Take a look at their one full-blown, official release, the aptly named Seconds of Pleasure, and you'll see that Bremner co-authored five of the seven original tracks. After Rockpile hit the rockpile, Bremner continued to play the supporting role, albeit briefly, with The Pretenders, fashioning the memorable hook on the mega-hit Back on the Chain Gang, and playing on other tracks. Since then, unfortunately, Bremner has largely existed in the shadows, releasing just two albums in some 20 years. Now, though, he's returned with his third effort, an intoxicating collection of songs that are worthy of being mistaken for Rockpile's second outing, if one were to exist.

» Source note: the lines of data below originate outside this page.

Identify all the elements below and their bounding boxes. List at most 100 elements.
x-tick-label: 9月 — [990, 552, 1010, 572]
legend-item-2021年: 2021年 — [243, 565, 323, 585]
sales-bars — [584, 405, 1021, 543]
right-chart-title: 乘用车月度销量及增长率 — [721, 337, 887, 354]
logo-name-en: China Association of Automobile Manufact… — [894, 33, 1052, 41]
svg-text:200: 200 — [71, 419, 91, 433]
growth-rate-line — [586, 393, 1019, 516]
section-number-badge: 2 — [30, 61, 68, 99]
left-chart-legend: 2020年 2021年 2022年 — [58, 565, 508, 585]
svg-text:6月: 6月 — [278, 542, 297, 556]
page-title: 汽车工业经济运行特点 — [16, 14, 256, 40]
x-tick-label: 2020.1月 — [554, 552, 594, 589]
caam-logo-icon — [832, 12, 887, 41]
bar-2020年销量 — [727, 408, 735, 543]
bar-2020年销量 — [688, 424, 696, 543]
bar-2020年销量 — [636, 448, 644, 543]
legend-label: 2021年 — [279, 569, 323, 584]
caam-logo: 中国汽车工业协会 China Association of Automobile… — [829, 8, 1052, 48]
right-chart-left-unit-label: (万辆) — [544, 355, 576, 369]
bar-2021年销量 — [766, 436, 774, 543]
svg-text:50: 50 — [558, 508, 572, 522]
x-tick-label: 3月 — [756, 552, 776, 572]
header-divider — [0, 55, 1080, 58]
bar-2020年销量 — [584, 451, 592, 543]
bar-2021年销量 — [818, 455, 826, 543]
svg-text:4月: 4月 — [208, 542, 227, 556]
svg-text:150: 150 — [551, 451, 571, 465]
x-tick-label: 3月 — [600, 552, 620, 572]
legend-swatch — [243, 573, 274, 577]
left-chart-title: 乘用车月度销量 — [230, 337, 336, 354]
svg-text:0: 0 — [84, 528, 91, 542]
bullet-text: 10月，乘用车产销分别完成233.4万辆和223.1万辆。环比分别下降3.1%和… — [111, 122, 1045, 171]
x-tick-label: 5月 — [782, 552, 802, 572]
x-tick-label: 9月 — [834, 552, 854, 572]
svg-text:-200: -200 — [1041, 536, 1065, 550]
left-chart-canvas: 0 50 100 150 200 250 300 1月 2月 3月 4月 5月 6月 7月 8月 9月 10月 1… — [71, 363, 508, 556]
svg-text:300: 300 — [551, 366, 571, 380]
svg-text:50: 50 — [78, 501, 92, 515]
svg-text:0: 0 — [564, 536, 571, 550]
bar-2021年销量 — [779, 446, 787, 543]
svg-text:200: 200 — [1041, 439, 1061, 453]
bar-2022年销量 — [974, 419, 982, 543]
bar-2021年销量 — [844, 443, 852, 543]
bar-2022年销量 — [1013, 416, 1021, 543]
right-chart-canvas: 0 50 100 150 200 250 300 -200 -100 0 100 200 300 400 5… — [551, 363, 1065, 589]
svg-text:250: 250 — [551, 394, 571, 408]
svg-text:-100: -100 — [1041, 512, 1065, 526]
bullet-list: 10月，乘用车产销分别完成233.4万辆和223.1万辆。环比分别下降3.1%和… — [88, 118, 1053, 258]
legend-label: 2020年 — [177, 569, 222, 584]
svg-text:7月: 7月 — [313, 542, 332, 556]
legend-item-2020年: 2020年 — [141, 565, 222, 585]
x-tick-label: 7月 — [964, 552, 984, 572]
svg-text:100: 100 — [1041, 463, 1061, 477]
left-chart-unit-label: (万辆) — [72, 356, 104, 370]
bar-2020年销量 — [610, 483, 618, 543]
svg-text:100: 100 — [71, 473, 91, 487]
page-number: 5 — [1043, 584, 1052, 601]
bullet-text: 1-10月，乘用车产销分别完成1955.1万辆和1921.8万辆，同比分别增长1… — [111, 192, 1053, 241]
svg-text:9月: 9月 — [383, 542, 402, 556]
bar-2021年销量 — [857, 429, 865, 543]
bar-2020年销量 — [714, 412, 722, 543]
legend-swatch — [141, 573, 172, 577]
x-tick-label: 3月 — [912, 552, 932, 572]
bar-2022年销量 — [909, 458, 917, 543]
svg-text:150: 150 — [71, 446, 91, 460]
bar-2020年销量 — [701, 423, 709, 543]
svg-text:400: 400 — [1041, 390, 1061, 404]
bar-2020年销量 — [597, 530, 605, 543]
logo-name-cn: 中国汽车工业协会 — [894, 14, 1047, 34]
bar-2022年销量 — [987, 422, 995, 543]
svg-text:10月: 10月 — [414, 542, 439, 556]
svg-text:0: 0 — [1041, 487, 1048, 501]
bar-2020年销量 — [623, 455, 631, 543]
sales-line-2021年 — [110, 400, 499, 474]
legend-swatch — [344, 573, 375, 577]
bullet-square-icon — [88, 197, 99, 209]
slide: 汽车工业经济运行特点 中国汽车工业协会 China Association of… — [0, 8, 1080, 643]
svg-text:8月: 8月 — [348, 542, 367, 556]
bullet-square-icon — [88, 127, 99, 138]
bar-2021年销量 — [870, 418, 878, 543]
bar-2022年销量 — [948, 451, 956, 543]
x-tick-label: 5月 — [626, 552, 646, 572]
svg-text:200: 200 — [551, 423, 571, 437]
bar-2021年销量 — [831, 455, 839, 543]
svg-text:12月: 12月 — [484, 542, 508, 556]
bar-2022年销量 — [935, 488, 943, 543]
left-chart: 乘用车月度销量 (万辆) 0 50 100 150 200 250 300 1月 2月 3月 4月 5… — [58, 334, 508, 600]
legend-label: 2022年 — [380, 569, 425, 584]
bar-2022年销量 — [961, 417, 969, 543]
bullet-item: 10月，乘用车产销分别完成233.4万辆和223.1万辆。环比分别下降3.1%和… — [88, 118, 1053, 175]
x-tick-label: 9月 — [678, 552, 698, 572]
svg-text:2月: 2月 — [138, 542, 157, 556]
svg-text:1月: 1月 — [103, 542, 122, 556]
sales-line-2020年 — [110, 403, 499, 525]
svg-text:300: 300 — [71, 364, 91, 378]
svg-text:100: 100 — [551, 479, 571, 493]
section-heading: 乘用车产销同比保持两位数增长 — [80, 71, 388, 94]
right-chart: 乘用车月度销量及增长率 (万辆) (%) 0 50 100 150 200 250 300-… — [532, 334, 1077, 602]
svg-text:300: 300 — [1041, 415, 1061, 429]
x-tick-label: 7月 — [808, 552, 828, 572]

Recorded in Sweden with a fine backing band, Bremner bursts forth with a dozen carefully crafted nuggets. From start to finish, he plays riffs that don't quit; dashes off catchy melodies that live on long after you've shut off your CD player (or iPod), and fashions harmonies that fill the room with the same heavenly feel of an Everly Brothers classic. Starting with a rockabilly attitude that's filtered through a power pop sensibility, Bremner strikes hard with the opening track, “They Don't Come Much Better,” an unabashed ode to his steady. The theme continues on “Only The Sound Of My Heart,” an uptempo ballad about love that just doesn't quit. In a fit of nostalgia, he sings convincingly of renewing love with an old flame in “Where We Still Call Home,” a pastiche of 1960s harmonies and guitar hooks that demands you hit the repeat button. And when he sings that he's tired of people telling him to do something else with his life in the Beatlesque “Get A Job,” you can feel his frustration.
What Bremner has succeeded in doing is to create something wonderfully new out of something old, he's taken a patented approach to riffs, rhythms and melodic vocals, and refashioned them into a familiar sound that still manages to feel fresh and vital. Moreover, he does so in a way that is befitting a journeyman's his intelligent lyrics about middle-aged romance, friendship and work are so accessible that you can to relate to the limitations he describes. No ifs, buts or maybes, this is, in large part, the second coming of Rockpile.